What, then? What are we to make of prayers that are not granted in the way we wish they were?
As Jesus acknowledged, “All things are possible for you.” God can do anything. He can certainly perform miraculous healings of bodies and marriages and bank accounts. He could certainly have snatched Jesus up at that moment, delivering him from the torture and shame of the cross. And in his humanity, at least in that moment, Jesus was, it seems, deeply hopeful that God would. He certainly knew the bigger picture, the eternal good that would be done for all of humanity because of what he was about to endure. But even Christ, who saw more than any other human being ever could, stumbled, for a moment, over the intense desire he had to be delivered from it. This stumbling was not sin. But it was weakness. Frail, human weakness driven by the very human desire to not be in pain or to feel cut off from God.
And in his weakness, he prayed.
And through his prayer—which I believe was much longer than the paraphrase we have in Mark—he presented his request, and then surrendered the outcome to God.
I think it is important to recognize that he did not surrender the outcome neatly or cleanly. The anguish Jesus felt in this passage carried on. It was not as if Jesus prayed this prayer, dusted off his hands, and happily marched forward. “That’s settled. The answer is no. Let’s do this.” I think sometimes that’s how we imagine it went. But scripture says otherwise.
I’m getting ahead of myself a bit here, but I do find it interesting that the only words Mark quotes Jesus as saying from the cross were, “My God, my God, why have you forsaken me?”
The answer to Jesus’ prayer for deliverance was, “No.” And even on the cross, it appears that Jesus is still wrestling with this answer. Is he submitted to it? Yes. Perfectly submitted. But is he happy with God’s answer? No. No, he is not happy with God’s answer as he hangs on the cross.
I hope this insight frees you. It frees me. Frees me from the lie that trusting in God’s sovereignty and submitting to God’s outcomes should be easy for a person of true, mature faith. Submitting to the will of God was not easy for Jesus. It did not just come naturally to him.

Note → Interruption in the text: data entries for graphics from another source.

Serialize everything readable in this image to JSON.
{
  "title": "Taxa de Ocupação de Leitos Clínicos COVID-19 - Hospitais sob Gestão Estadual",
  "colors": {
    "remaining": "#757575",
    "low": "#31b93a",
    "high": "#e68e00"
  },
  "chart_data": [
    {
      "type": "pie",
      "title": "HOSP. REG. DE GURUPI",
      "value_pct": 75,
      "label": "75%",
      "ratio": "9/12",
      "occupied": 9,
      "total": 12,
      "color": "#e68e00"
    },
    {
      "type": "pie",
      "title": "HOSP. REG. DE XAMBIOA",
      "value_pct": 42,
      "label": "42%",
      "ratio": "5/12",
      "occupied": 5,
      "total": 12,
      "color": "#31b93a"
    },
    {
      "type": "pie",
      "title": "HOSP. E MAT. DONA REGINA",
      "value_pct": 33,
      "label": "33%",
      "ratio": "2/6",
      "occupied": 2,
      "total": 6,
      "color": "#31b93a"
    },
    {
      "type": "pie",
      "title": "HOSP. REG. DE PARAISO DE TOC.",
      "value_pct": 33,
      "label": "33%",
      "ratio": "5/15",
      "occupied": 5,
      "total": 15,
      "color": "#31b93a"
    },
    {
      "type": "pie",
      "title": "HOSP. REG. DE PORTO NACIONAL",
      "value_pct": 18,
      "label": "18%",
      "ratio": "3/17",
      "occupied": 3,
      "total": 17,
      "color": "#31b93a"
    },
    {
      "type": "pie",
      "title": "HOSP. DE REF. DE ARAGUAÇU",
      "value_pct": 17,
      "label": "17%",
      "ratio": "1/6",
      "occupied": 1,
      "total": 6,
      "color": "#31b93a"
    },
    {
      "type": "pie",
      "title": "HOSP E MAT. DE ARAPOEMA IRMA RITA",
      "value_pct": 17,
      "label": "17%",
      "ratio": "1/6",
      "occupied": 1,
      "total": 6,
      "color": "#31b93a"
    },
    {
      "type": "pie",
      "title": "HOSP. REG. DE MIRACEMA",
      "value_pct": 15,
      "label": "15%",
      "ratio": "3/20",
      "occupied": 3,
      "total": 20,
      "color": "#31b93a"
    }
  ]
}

It came through prayer. Specifically, through going to the garden and praying for himself. Presenting his request to God through prayer, and then drawing strength from God through prayer to face whatever God’s answer would be.
Are you praying for yourself? It is right to ask others to pray for you. But are you praying for yourself? Getting alone with God—even with friends nearby—to press your face to the ground in humility, intimacy, submission, and desperation? As Jesus shows us here, this act is a necessary part of walking with God—and especially of walking through the hardest parts of walking with God. Praying for ourselves positions us in humility before God, submission to God, and hope in God’s sovereign, good, mysterious, sometimes confusing, yet always, always loving plan for our lives.